2.   If a disagreement as referred to in paragraph 1 is resolved in favour of the Member State, that Member State shall be authorised by the Commission to deduct the amount paid from its next own resources payment or payments.

3.   Entry in the account under Article 9 of the payment under reservation shall interrupt the period for which interest accrues, as referred to in Article 12.

4.   By the end of September of each year, the Commission shall provide an annual information note showing the overview of the total amount paid under reservation and the total amount of reservations lifted during the preceding year.

Article 13b

Review procedure

1.   In the case of a disagreement between a Member State and the Commission concerning traditional own resources amounts due to the budget of the Union, the Member State may request the Commission to review its assessment within 6 months from its receipt. Such request shall provide reasons for the review requested, and include the evidence and the supporting documents on which it is based. The request and the ensuing procedure shall not change the obligation of the Member States to make available own resources when they are due to the budget of the Union.

2.   Within 3 months from the receipt of a request referred to in paragraph 1, the Commission shall notify to the Member State concerned its comments on the reasons provided in the request.

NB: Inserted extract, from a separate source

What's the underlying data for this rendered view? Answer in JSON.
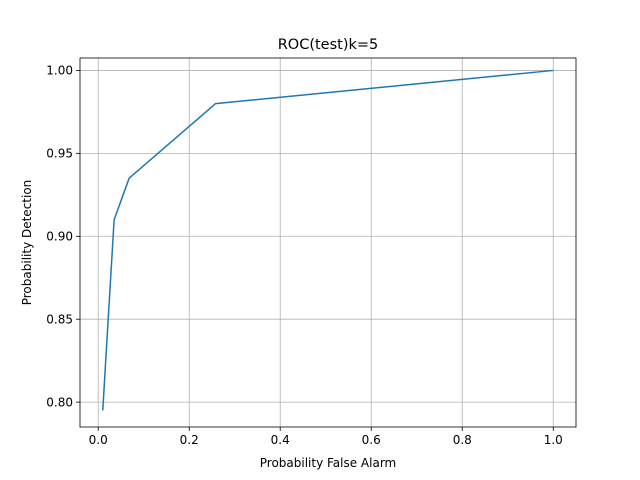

In duly justified cases, the Commission may extend that time limit once by another 3 months and inform the Member State concerned accordingly.

3.   Where the Commission finds it necessary to request additional information, the time limit referred to in paragraph 2 shall run from the date of receipt of the requested additional information. The Member State concerned shall provide the additional information within 3 months of receipt of the Commission’s request for additional information. At the request of the Member State concerned, the Commission shall extend that time limit once by another 3 months.

4.   Where the Member State cannot provide any additional information, it may notify the Commission thereof. The Commission shall then notify its comments on the basis of the information available. The time limit referred to in paragraph 2 shall in that case run from the date of receipt of that notification.

5.   The review procedure shall end at the latest 2 years after the Member State sent its request for the review referred to in paragraph 1.

6.   A Member State may request once per year a high level meeting with the Commission to discuss the state of play of cases that are or have been subject to the review procedure and to scrutinise them with a view to reconsidering the respective positions and to striving to reach an agreement.

7.   In the framework of a possible revision of this Regulation or by the end of 2026 at the latest, the Commission shall carry out an assessment of the functioning of the review procedure referred to in this Article. This assessment shall include consultations with Member States and shall take into account their findings and positions. The Commission shall submit, if appropriate, proposals with a view to improving the functioning of the review procedure.’.

Article 2

This Regulation shall enter into force on the twentieth day following the date of its publication in the Official Journal of the European Union.

This Regulation shall be binding in its entirety and directly applicable in all Member States.

Done at Luxembourg, 5 April 2022.

For the Council

The President

B. LE MAIRE


(1)  OJ C 402 I, 5.10.2021, p. 1.

(2)  Council Regulation (EU, Euratom) No 609/2014 of 26 May 2014 on the methods and procedure for making available the traditional, VAT and GNI-based own resources and on the measures to meet cash requirements (OJ L 168, 7.6.2014, p. 39).

(3)  Council Regulation (EU, Euratom) 2016/804 of 17 May 2016 amending Regulation (EU, Euratom) No 609/2014 on the methods and procedure for making available the traditional, VAT and GNI-based own resources and on the measures to meet cash requirements (OJ L 132, 21.5.2016, p. 85).

(4)  Council Decision (EU, Euratom) 2020/2053 of 14 December 2020 on the system of own resources of the European Union and repealing Decision 2014/335/EU, Euratom (OJ L 424, 15.12.2020, p. 1).